An arrest has been made in a “sextortion” case, one that will have you rapidly reconsider the cautionary tales of internet predators that we mostly left behind in the late 90s.
The arrest in the sextortion case involved man named Karen Kazaryan, 27, who went by the name “Gary.” In a federal case, Kazaryan was charged with 15 counts of computer intrusion and 15 counts of aggravated identity theft, and court documents describe an alarming pattern of behavior that allegedly affected and harmed hundreds of women.
The sextortion arrest comes after a large investigation by the FBI, and the Los Angeles Times reports that Kazaryan stands accused of perpetrating the same predatorial scam on most of the women — taking charge of their social media accounts, mining for incriminating data, and allegedly using the mined information to coax further sensitive material from the victims:
“The 30-count federal grand jury indictment alleges that the Glendale resident hacked into the victims’ Facebook, Skype and email accounts, and changed the passwords, locking victims out of their own online accounts. He then allegedly searched emails or other files for naked or semi-naked pictures of the women, as well as other information, such as passwords and the names of their friends.”
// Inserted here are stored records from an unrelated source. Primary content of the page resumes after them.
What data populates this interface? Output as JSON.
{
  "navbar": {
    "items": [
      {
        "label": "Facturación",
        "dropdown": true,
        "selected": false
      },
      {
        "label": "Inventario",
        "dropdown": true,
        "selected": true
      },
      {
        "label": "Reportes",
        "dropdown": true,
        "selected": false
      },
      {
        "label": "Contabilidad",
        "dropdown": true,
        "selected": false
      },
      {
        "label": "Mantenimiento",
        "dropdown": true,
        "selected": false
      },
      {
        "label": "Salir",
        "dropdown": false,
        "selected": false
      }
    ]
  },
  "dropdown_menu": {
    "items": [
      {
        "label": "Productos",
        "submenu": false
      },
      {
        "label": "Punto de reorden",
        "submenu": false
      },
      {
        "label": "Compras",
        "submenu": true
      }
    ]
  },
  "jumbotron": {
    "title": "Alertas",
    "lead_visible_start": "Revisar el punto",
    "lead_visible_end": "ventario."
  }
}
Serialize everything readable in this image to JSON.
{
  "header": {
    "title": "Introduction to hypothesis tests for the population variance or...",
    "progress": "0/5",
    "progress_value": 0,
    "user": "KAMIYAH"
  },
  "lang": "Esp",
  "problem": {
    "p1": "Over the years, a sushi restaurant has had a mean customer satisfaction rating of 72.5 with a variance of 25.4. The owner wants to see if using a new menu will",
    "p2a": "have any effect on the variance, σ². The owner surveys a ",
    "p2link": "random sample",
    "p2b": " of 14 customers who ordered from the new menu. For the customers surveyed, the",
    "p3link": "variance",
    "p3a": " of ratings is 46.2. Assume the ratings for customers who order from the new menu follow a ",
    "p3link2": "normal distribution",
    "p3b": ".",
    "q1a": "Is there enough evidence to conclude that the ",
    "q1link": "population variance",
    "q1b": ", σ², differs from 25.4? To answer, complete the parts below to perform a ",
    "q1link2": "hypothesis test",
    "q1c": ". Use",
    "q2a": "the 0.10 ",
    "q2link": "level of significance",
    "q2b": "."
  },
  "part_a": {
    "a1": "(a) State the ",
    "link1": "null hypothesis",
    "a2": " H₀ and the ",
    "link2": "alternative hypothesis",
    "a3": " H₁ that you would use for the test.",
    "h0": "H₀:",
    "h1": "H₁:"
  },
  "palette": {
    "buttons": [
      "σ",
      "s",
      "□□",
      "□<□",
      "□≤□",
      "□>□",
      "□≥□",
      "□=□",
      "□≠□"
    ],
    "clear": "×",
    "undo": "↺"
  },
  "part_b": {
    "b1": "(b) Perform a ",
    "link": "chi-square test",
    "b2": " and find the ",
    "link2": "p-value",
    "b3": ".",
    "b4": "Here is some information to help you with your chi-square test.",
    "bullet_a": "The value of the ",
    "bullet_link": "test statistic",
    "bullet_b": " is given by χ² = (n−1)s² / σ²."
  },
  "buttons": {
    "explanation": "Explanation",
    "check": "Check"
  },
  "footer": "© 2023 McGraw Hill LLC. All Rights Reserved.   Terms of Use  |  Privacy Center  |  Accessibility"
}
Allegedly, the man arrested in the sextortion case did not stop there. Documents claim he then posed as the women he victimized, engaging their contacts in a bid to solicit further “fraudulently obtained” and “again [coercing] the [subsequent] victims to remove their clothing on camera.”
Agents say part of the sextortion scam involved publicly posting the sensitive material and naked images to the women’s social media accounts if they declined to feed Kazaryan more information.
Authorities uncovered more than 3,000 images alone before the arrest in the sextortion case and believe that, while 350 victims have been counted, not all have been identified and others may still come forward.